COUNCIL tax could rise by 3.95 per cent for two areas in Gwent, as Monmouthshire cabinet are presented with their budget report this afternoon after proposals were agreed by Torfaen cabinet members yesterday.
Yesterday, Torfaen council agreed proposals meaning rates are likely to rise by £39.81 a year for Band D households.
The increase is expected to raise around £1.3 million in revenue, which would contribute towards radical plans to save the authority £11.2 million from its 2014/15 budget.
It is part of a larger plan to save £40 million over the next four years.
Assistant chief executive officer Nigel Aurelius, who presented the final budget report to cabinet said it was an “extremely difficult final funding settlement”.

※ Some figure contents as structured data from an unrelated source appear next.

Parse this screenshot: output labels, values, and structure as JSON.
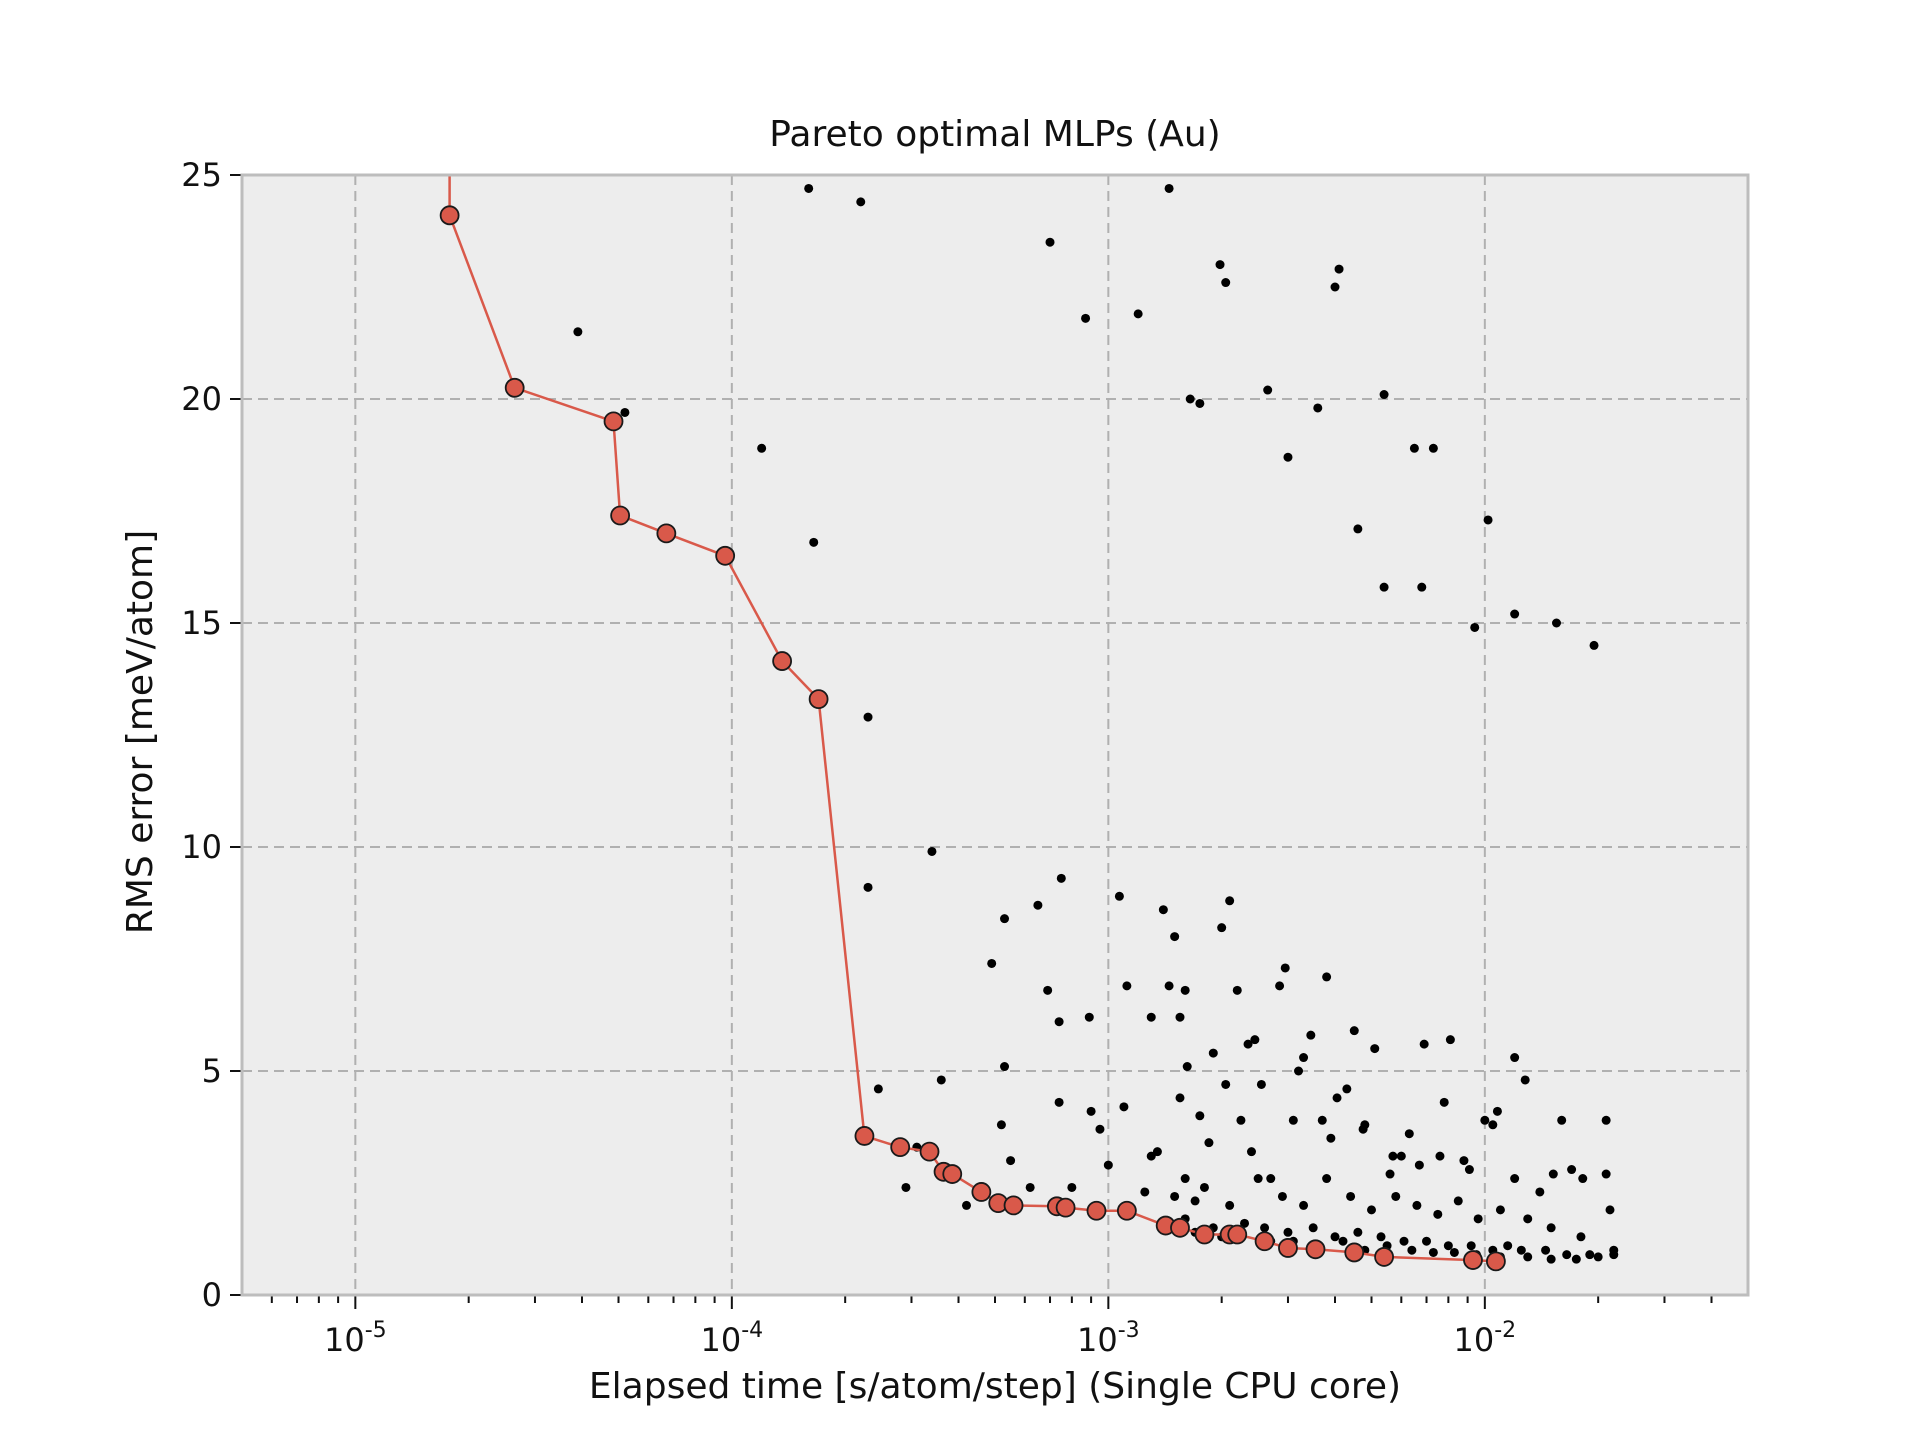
{
  "chart_data": {
    "type": "scatter",
    "title": "Pareto optimal MLPs (Au)",
    "xlabel": "Elapsed time [s/atom/step] (Single CPU core)",
    "ylabel": "RMS error [meV/atom]",
    "xscale": "log",
    "xlim": [
      5e-06,
      0.05
    ],
    "ylim": [
      0,
      25
    ],
    "xticks": [
      {
        "value": 1e-05,
        "base": "10",
        "exp": "-5"
      },
      {
        "value": 0.0001,
        "base": "10",
        "exp": "-4"
      },
      {
        "value": 0.001,
        "base": "10",
        "exp": "-3"
      },
      {
        "value": 0.01,
        "base": "10",
        "exp": "-2"
      }
    ],
    "yticks": [
      0,
      5,
      10,
      15,
      20,
      25
    ],
    "grid": true,
    "colors": {
      "background": "#ededed",
      "grid": "#b0b0b0",
      "pareto_line": "#d9594a",
      "pareto_marker": "#d9594a",
      "points": "#000000",
      "spine": "#bdbdbd"
    },
    "series": [
      {
        "kind": "points",
        "x": [
          3.9e-05,
          5.2e-05,
          0.00012,
          0.00016,
          0.000165,
          0.00022,
          0.00023,
          0.00023,
          0.000245,
          0.00034,
          0.00036,
          0.00049,
          0.00052,
          0.00053,
          0.00053,
          0.00055,
          0.00065,
          0.00069,
          0.0007,
          0.00074,
          0.00074,
          0.00075,
          0.00087,
          0.00089,
          0.00095,
          0.00107,
          0.00112,
          0.0012,
          0.0013,
          0.0014,
          0.00145,
          0.0015,
          0.00155,
          0.0016,
          0.00165,
          0.00175,
          0.0019,
          0.00198,
          0.002,
          0.00205,
          0.0021,
          0.0022,
          0.00255,
          0.00265,
          0.00295,
          0.003,
          0.0036,
          0.004,
          0.0041,
          0.0046,
          0.0054,
          0.0054,
          0.0065,
          0.0068,
          0.0073,
          0.0094,
          0.0102,
          0.012,
          0.0155,
          0.0195,
          0.00029,
          0.00031,
          0.00042,
          0.00062,
          0.0008,
          0.001,
          0.00125,
          0.00135,
          0.0016,
          0.0017,
          0.00185,
          0.00205,
          0.00225,
          0.0024,
          0.0027,
          0.0031,
          0.0033,
          0.0037,
          0.0039,
          0.0043,
          0.0048,
          0.0057,
          0.0063,
          0.0076,
          0.0088,
          0.0105,
          0.012,
          0.014,
          0.017,
          0.021,
          0.0015,
          0.0018,
          0.0021,
          0.0025,
          0.0029,
          0.0033,
          0.0038,
          0.0044,
          0.005,
          0.0058,
          0.0066,
          0.0075,
          0.0085,
          0.0096,
          0.011,
          0.013,
          0.015,
          0.018,
          0.022,
          0.0115,
          0.0016,
          0.0019,
          0.0022,
          0.0026,
          0.003,
          0.0035,
          0.004,
          0.0046,
          0.0053,
          0.0061,
          0.007,
          0.008,
          0.0092,
          0.0105,
          0.0125,
          0.0145,
          0.0165,
          0.019,
          0.022,
          0.0017,
          0.002,
          0.0023,
          0.0027,
          0.0031,
          0.0036,
          0.0042,
          0.0048,
          0.0055,
          0.0064,
          0.0073,
          0.0083,
          0.0095,
          0.011,
          0.013,
          0.015,
          0.0175,
          0.02,
          0.00145,
          0.00235,
          0.0032,
          0.0045,
          0.006,
          0.0081,
          0.012,
          0.016,
          0.021,
          0.01,
          0.0038,
          0.0051,
          0.0069,
          0.0009,
          0.0011,
          0.0013,
          0.00155,
          0.00175,
          0.00245,
          0.00285,
          0.00345,
          0.00405,
          0.00475,
          0.0056,
          0.0067,
          0.0078,
          0.0091,
          0.0108,
          0.0128,
          0.0152,
          0.0182,
          0.0215,
          0.00162
        ],
        "y": [
          21.5,
          19.7,
          18.9,
          24.7,
          16.8,
          24.4,
          12.9,
          9.1,
          4.6,
          9.9,
          4.8,
          7.4,
          3.8,
          5.1,
          8.4,
          3.0,
          8.7,
          6.8,
          23.5,
          6.1,
          4.3,
          9.3,
          21.8,
          6.2,
          3.7,
          8.9,
          6.9,
          21.9,
          6.2,
          8.6,
          24.7,
          8.0,
          6.2,
          6.8,
          20.0,
          19.9,
          5.4,
          23.0,
          8.2,
          22.6,
          8.8,
          6.8,
          4.7,
          20.2,
          7.3,
          18.7,
          19.8,
          22.5,
          22.9,
          17.1,
          15.8,
          20.1,
          18.9,
          15.8,
          18.9,
          14.9,
          17.3,
          15.2,
          15.0,
          14.5,
          2.4,
          3.3,
          2.0,
          2.4,
          2.4,
          2.9,
          2.3,
          3.2,
          2.6,
          2.1,
          3.4,
          4.7,
          3.9,
          3.2,
          2.6,
          3.9,
          5.3,
          3.9,
          3.5,
          4.6,
          3.8,
          3.1,
          3.6,
          3.1,
          3.0,
          3.8,
          2.6,
          2.3,
          2.8,
          2.7,
          2.2,
          2.4,
          2.0,
          2.6,
          2.2,
          2.0,
          2.6,
          2.2,
          1.9,
          2.2,
          2.0,
          1.8,
          2.1,
          1.7,
          1.9,
          1.7,
          1.5,
          1.3,
          1.0,
          1.1,
          1.7,
          1.5,
          1.4,
          1.5,
          1.4,
          1.5,
          1.3,
          1.4,
          1.3,
          1.2,
          1.2,
          1.1,
          1.1,
          1.0,
          1.0,
          1.0,
          0.9,
          0.9,
          0.9,
          1.4,
          1.3,
          1.6,
          1.2,
          1.2,
          1.1,
          1.2,
          1.0,
          1.1,
          1.0,
          0.95,
          0.95,
          0.9,
          0.85,
          0.85,
          0.8,
          0.8,
          0.85,
          6.9,
          5.6,
          5.0,
          5.9,
          3.1,
          5.7,
          5.3,
          3.9,
          3.9,
          3.9,
          7.1,
          5.5,
          5.6,
          4.1,
          4.2,
          3.1,
          4.4,
          4.0,
          5.7,
          6.9,
          5.8,
          4.4,
          3.7,
          2.7,
          2.9,
          4.3,
          2.8,
          4.1,
          4.8,
          2.7,
          2.6,
          1.9,
          5.1
        ]
      },
      {
        "kind": "pareto",
        "x": [
          1.78e-05,
          1.78e-05,
          2.65e-05,
          4.85e-05,
          5.05e-05,
          6.7e-05,
          9.6e-05,
          0.000136,
          0.00017,
          0.000225,
          0.00028,
          0.000335,
          0.000365,
          0.000385,
          0.00046,
          0.00051,
          0.00056,
          0.00073,
          0.00077,
          0.00093,
          0.00112,
          0.00142,
          0.00155,
          0.0018,
          0.0021,
          0.0022,
          0.0026,
          0.003,
          0.00355,
          0.0045,
          0.0054,
          0.0093,
          0.0107
        ],
        "y": [
          25.0,
          24.1,
          20.25,
          19.5,
          17.4,
          17.0,
          16.5,
          14.15,
          13.3,
          3.55,
          3.3,
          3.2,
          2.75,
          2.7,
          2.3,
          2.05,
          2.0,
          1.98,
          1.95,
          1.88,
          1.88,
          1.55,
          1.5,
          1.35,
          1.35,
          1.35,
          1.2,
          1.05,
          1.02,
          0.95,
          0.85,
          0.78,
          0.75
        ],
        "markers_from_index": 1
      }
    ]
  }
}
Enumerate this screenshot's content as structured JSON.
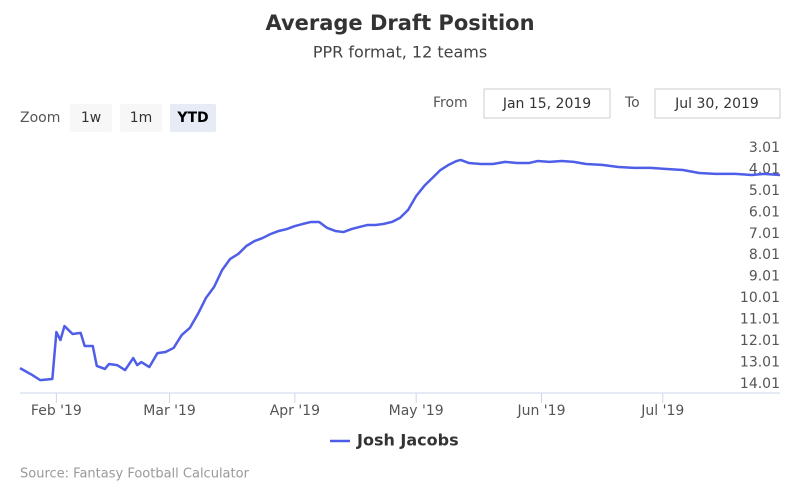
{
  "chart_data": {
    "type": "line",
    "title": "Average Draft Position",
    "subtitle": "PPR format, 12 teams",
    "range_selector": {
      "label": "Zoom",
      "buttons": [
        "1w",
        "1m",
        "YTD"
      ],
      "selected": 2,
      "from_label": "From",
      "from_value": "Jan 15, 2019",
      "to_label": "To",
      "to_value": "Jul 30, 2019"
    },
    "x": [
      "2019-01-23",
      "2019-01-26",
      "2019-01-28",
      "2019-01-31",
      "2019-02-01",
      "2019-02-02",
      "2019-02-03",
      "2019-02-05",
      "2019-02-07",
      "2019-02-08",
      "2019-02-10",
      "2019-02-11",
      "2019-02-13",
      "2019-02-14",
      "2019-02-16",
      "2019-02-18",
      "2019-02-20",
      "2019-02-21",
      "2019-02-22",
      "2019-02-24",
      "2019-02-26",
      "2019-02-28",
      "2019-03-02",
      "2019-03-04",
      "2019-03-06",
      "2019-03-08",
      "2019-03-10",
      "2019-03-12",
      "2019-03-14",
      "2019-03-16",
      "2019-03-18",
      "2019-03-20",
      "2019-03-22",
      "2019-03-24",
      "2019-03-26",
      "2019-03-28",
      "2019-03-30",
      "2019-04-01",
      "2019-04-03",
      "2019-04-05",
      "2019-04-07",
      "2019-04-09",
      "2019-04-11",
      "2019-04-13",
      "2019-04-15",
      "2019-04-17",
      "2019-04-19",
      "2019-04-21",
      "2019-04-23",
      "2019-04-25",
      "2019-04-27",
      "2019-04-29",
      "2019-05-01",
      "2019-05-03",
      "2019-05-05",
      "2019-05-07",
      "2019-05-09",
      "2019-05-11",
      "2019-05-12",
      "2019-05-14",
      "2019-05-17",
      "2019-05-20",
      "2019-05-23",
      "2019-05-26",
      "2019-05-29",
      "2019-05-31",
      "2019-06-03",
      "2019-06-06",
      "2019-06-09",
      "2019-06-12",
      "2019-06-16",
      "2019-06-20",
      "2019-06-24",
      "2019-06-28",
      "2019-07-02",
      "2019-07-06",
      "2019-07-10",
      "2019-07-14",
      "2019-07-19",
      "2019-07-23",
      "2019-07-26",
      "2019-07-30"
    ],
    "series": [
      {
        "name": "Josh Jacobs",
        "color": "#4f5ee8",
        "values": [
          13.27,
          13.59,
          13.83,
          13.78,
          11.59,
          11.96,
          11.31,
          11.68,
          11.63,
          12.24,
          12.24,
          13.17,
          13.31,
          13.08,
          13.13,
          13.36,
          12.8,
          13.13,
          12.99,
          13.22,
          12.57,
          12.52,
          12.33,
          11.73,
          11.4,
          10.75,
          10.0,
          9.49,
          8.7,
          8.18,
          7.95,
          7.58,
          7.35,
          7.21,
          7.02,
          6.88,
          6.79,
          6.65,
          6.55,
          6.46,
          6.46,
          6.74,
          6.88,
          6.93,
          6.79,
          6.69,
          6.6,
          6.6,
          6.55,
          6.46,
          6.27,
          5.9,
          5.25,
          4.78,
          4.41,
          4.04,
          3.8,
          3.62,
          3.57,
          3.71,
          3.76,
          3.76,
          3.66,
          3.71,
          3.71,
          3.62,
          3.66,
          3.62,
          3.66,
          3.76,
          3.8,
          3.9,
          3.94,
          3.94,
          3.99,
          4.04,
          4.18,
          4.22,
          4.22,
          4.27,
          4.22,
          4.27
        ]
      }
    ],
    "xlim": [
      "2019-01-23",
      "2019-07-30"
    ],
    "xticks": [
      {
        "value": "2019-02-01",
        "label": "Feb '19"
      },
      {
        "value": "2019-03-01",
        "label": "Mar '19"
      },
      {
        "value": "2019-04-01",
        "label": "Apr '19"
      },
      {
        "value": "2019-05-01",
        "label": "May '19"
      },
      {
        "value": "2019-06-01",
        "label": "Jun '19"
      },
      {
        "value": "2019-07-01",
        "label": "Jul '19"
      }
    ],
    "ylim": [
      2.78,
      14.43
    ],
    "y_reversed": true,
    "yticks": [
      3.01,
      4.01,
      5.01,
      6.01,
      7.01,
      8.01,
      9.01,
      10.01,
      11.01,
      12.01,
      13.01,
      14.01
    ],
    "grid": false,
    "legend": "bottom",
    "credits": "Source: Fantasy Football Calculator"
  }
}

He said while council tax would rise – and be set at £1,047.69 for Band D properties – it was a budget which protected schools, social care, and employment as far as possible.
Councillor Anthony Hunt, the executive member for resources, said: “This £1.3million is a long way short of the £11 million pressures we have on us.
“Without it another £1.3million of cuts would be needed. It would mean significant job losses and loss of services.
“We recognise the importance of keeping tax levels low for hard-hit residents but this is a case of the least worst scenario.”
The cabinet agreed to safeguard council tax support for pensioners for one more year, as part of recommendations. Full council will vote on the recommended proposals on March 4.
A report being presented to Monmouthshire’s cabinet today says a 3.95 per cent increase in council tax across four years, along with £1.539 million of reserve funding, would be sufficient in reducing the council’s £664,000 gap in their budget.
In December, the council still had to find £1.094 million to bridge a total deficit of £9.3 million in its budget.
Cllr Phil Murphy, cabinet member with responsibility for finance, said: “Our priority has been to see continued investment in things that matter to the people of Monmouthshire."
The report proposes to cut £175,000 to the cultural and tourism services department by the end of 2014/15, £94,000 by 2015/16 and £65,000 by 2016/17. It suggests tourist information centres are moved into town museums to reduce staffing and premises costs.
Other money saving plans include increasing the price of school meals, reducing street sweepers and dimming street lights.